Хелен: А-а, не могу я до старости лет дожидаться эту старую задницу. Заберёшь деньги, Бартли, и отдашь по пути домой торговцу яйцами.
Бартли: Ага, Хелен, ладно.
ХЕЛЕН уходит.
Бартли: Ага, хрен тебе, сука, сраный хрен тебе в рот, стерва…
ХЕЛЕН просовывает голову внутрь.
Хелен: И пусть не вздумает вычесть за те четыре, которые ты об меня разбил.
Бартли: Хорошо, Хелен.
Она снова уходит.
(Вздыхает.)Женщины.
КЕЙТ медленно выходит из задней комнаты, в рассеянности не сразу замечает БАРТЛИ.

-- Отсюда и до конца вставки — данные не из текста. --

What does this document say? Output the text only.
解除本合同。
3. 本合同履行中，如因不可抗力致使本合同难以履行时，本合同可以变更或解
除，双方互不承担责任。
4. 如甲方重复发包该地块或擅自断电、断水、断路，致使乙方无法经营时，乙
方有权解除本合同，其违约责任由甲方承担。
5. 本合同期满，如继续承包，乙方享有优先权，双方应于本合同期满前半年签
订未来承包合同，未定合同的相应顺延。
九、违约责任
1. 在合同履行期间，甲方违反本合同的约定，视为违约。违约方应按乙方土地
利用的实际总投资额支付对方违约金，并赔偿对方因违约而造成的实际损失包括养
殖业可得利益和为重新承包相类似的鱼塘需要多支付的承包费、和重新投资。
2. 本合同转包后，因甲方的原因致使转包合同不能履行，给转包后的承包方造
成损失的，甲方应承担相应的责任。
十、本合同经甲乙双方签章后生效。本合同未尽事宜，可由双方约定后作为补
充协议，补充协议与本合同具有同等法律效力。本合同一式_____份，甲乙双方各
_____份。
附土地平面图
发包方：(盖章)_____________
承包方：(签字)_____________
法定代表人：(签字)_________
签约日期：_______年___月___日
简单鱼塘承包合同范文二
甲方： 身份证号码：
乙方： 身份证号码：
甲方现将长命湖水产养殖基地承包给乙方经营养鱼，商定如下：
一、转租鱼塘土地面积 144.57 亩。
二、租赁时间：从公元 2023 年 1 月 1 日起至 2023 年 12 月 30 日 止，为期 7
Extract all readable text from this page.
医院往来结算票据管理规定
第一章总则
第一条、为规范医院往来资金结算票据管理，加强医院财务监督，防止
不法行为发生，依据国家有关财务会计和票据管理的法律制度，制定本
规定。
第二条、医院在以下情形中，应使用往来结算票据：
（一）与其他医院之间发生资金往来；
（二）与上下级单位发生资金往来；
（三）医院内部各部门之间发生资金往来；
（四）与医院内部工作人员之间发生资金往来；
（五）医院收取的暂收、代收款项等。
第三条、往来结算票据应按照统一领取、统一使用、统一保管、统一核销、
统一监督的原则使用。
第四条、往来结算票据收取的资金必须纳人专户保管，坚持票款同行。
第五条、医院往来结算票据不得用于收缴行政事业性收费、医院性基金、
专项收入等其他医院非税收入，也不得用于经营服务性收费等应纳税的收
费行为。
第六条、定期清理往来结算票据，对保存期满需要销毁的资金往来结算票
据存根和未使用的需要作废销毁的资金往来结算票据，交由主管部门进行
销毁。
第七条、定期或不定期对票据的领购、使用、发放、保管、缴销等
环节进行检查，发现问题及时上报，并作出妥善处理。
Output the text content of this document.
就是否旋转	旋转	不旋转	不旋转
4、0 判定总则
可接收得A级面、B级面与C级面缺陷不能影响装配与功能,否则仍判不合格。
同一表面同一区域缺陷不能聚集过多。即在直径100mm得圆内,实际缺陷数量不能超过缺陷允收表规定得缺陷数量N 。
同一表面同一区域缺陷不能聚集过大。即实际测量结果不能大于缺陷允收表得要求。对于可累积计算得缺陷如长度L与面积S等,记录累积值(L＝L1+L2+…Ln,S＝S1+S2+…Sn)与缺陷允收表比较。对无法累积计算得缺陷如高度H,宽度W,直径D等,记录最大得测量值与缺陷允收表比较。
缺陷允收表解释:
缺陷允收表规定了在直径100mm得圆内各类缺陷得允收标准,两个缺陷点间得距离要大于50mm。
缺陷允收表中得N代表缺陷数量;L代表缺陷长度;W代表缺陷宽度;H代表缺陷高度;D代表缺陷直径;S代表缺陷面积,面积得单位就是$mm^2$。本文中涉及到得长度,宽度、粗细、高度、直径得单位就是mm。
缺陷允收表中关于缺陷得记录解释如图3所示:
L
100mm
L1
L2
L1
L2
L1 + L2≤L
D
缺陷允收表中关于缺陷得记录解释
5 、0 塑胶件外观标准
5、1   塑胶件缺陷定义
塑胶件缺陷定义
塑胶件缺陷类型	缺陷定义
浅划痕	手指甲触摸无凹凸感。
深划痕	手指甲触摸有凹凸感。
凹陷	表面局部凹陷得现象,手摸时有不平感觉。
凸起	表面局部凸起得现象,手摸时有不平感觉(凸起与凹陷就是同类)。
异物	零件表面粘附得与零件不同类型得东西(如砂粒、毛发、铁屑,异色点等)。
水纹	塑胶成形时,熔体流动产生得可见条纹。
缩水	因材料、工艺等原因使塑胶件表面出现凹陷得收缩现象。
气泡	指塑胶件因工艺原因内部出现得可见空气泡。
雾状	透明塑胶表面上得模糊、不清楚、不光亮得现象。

Кейт: Здравствуй, Бартли. Что тебе принести?
Бартли: (пауза. Потрясённо) Вы же ушли за Хубба-Буббой.
КЕЙТ, с минуту подумав, возвращается в заднюю комнату. БАРТЛИ с громким стоном в отчаянии утыкается лицом в прилавок. Небольшая пауза, потом КЕЙТ возвращается и берёт свой камень.
Кейт: Возьму свой камень.
Она снова уходит в заднюю комнату. Пауза. БАРТЛИ берёт деревянный молоток, разбивает все яйца на прилавке и выходит, громко хлопнув дверью.
Затемнение.
Сцена седьмая
Слышно хриплое дыхание БИЛЛИ, на него направлен луч света, он, дрожа, сидит на стуле в убогом номере голливудского отеля. На протяжении всего монолога он хрипло дышит.
Билли: Мама? Боюсь, мне недолго осталось, мама. Кажется, до меня уже доносятся причитания плакальщиц с далекого сурового острова, с моей родины? Родина моя суровая, да, но гордая и щедрая, а я покинул тебя и теперь умираю один в грошовой гостинице, и нет рядом ни матери, чтобы отереть пот со лба, ни отца, чтобы проклясть Бога за мою смерть, ни прекрасной девушки, чтобы оплакать бездыханное тело моё. Тело бездыханное, да, но благородное и не сломленное. Ирландец! (Пауза.) Просто ирландец. С чистым сердцем, честными помыслами, с гордым духом, не сломленным ни вековым голодом, ни вечным угнетением! Дух не сломлен, нет… (Кашляет.) но искалечено тело, и болят лёгкие, и, если начистоту, то сердце разбито, разбито девушкой, которая не знала о его чувствах, и теперь уже никогда не узнает. Мама, что ты сказала?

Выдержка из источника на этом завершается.